Experimental Results
The proposed methodology has been implemented and applied on several sequential MCNC benchmarks. After performing state assignment, the circuits are synthesized and mapped onto a standard-cell library using SIS [19] . Internally developed software employing fault simulation is used to identify the error-free and erroneous responses to generate the error detectability table of Fig. 2 . While the stuck-at fault model has been used as the source of errors, we emphasize that the method applies for any restricted error model, as discussed in section 2. Subsequently, Algorithm 1 is applied to compute the minimal number of parity functions for several values of latency p.
The results are summarized in Table 1 . Under the first major heading, we provide details about the circuits that were used: name, number of inputs, state bits, outputs, gate count and the hardware cost reported by SIS. Under the second, third and forth major heading, we provide the minimum number of parity functions required for complete fault coverage, the gate count and the hardware cost reported by SIS for latency p = 1, p = 2 and p = 3, respectively. The number of parity functions (hardware cost) for the basic parity-based method with latency p = 1 [17] for these examples is, on average, 53.00% (22.40%) smaller than the number of functions (hardware cost) necessary for duplicating the circuit. Addition of one more clock cycle, i.e. for bounded latency p = 2, reduces the number of parity bits (hardware cost) by 11.70% (7.18%) over the number of parity bits (hardware cost) required for latency p = 1. Further increase of the bound to latency p = 3, yields an additional 7.23% (7.08%) reduction in the number of parity bits (hardware cost).
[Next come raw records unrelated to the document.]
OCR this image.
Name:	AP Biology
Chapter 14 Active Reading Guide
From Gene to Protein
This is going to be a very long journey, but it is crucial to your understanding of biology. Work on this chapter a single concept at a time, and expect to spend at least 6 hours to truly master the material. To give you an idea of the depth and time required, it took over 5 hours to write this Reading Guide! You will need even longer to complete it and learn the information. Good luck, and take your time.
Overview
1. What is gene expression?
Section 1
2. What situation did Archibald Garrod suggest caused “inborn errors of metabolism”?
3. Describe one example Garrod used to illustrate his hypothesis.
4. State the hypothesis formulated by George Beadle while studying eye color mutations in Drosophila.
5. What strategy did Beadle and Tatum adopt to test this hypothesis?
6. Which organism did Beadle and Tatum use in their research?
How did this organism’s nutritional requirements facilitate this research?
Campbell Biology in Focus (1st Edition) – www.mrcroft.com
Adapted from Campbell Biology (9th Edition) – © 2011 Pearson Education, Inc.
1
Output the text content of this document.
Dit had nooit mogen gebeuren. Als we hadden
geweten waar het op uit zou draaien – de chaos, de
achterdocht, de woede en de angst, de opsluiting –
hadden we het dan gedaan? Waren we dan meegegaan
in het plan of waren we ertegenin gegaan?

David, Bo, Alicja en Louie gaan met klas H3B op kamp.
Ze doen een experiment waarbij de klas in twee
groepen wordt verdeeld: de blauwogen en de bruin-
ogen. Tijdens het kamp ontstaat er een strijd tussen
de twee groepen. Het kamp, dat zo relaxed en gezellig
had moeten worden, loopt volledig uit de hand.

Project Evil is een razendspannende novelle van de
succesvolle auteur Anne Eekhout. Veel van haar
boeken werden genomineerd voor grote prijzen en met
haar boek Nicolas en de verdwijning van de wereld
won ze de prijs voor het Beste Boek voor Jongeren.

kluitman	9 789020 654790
As discussed in section 2, the benefits of adding latency diminish as latency increases. In smaller FSMs, faults result to a large number of self-loops. For example, this is the case for circuits donfile, s27, and s386. As the FSM size becomes larger, self-loops are less frequent and the benefits of increasing the detection latency are more significant. This is for example the case for circuits pma, s298, and s1488.
The reduction in the number of parity functions and the reduction in the hardware cost of the predictor are not necessarily proportional. For example, this is the case for circuit dk16 where a latency of p = 2 reduces the number of parity functions by 16.67%, yet the hardware overhead is reduced by 19.94%. More surprisingly, the hardware overhead increases by 11.37% when latency, p = 2, is increased to p = 3. A single complex parity function may require the same or more area than a larger number of simple parity functions. To the best of our knowledge, the literature lacks solutions that consider the actual area cost of parity functions as a metric in choosing which parity functions to select. In the absence of such methods, the most promising direction is to reduce the number of parity functions, anticipating that, on average, functions will incur the same area cost. 
Conclusion
We introduced a technique that allows concurrent error detection with latency in FSMs. In order to preserve the level of attainable coverage, we bound the detection latency to a few cycles and we derive the necessary conditions to detect all possible errors within the specified latency period. Since a bounded delay is permitted in the detection of errors, the trade-off between latency and hardware required for concurrent error detection can be beneficially explored. In order to assess the effectiveness of this approach, we extended a latency-free parity-based method to perform error detection with bounded latency. We formulated the problem of minimizing the number of required parity bits as an Integer Program and we devised an algorithm based on Linear Program relaxation and Randomized Rounding to solve it. Experimental results indicate a monotonic reduction in the cost of the CED hardware when latency is increased.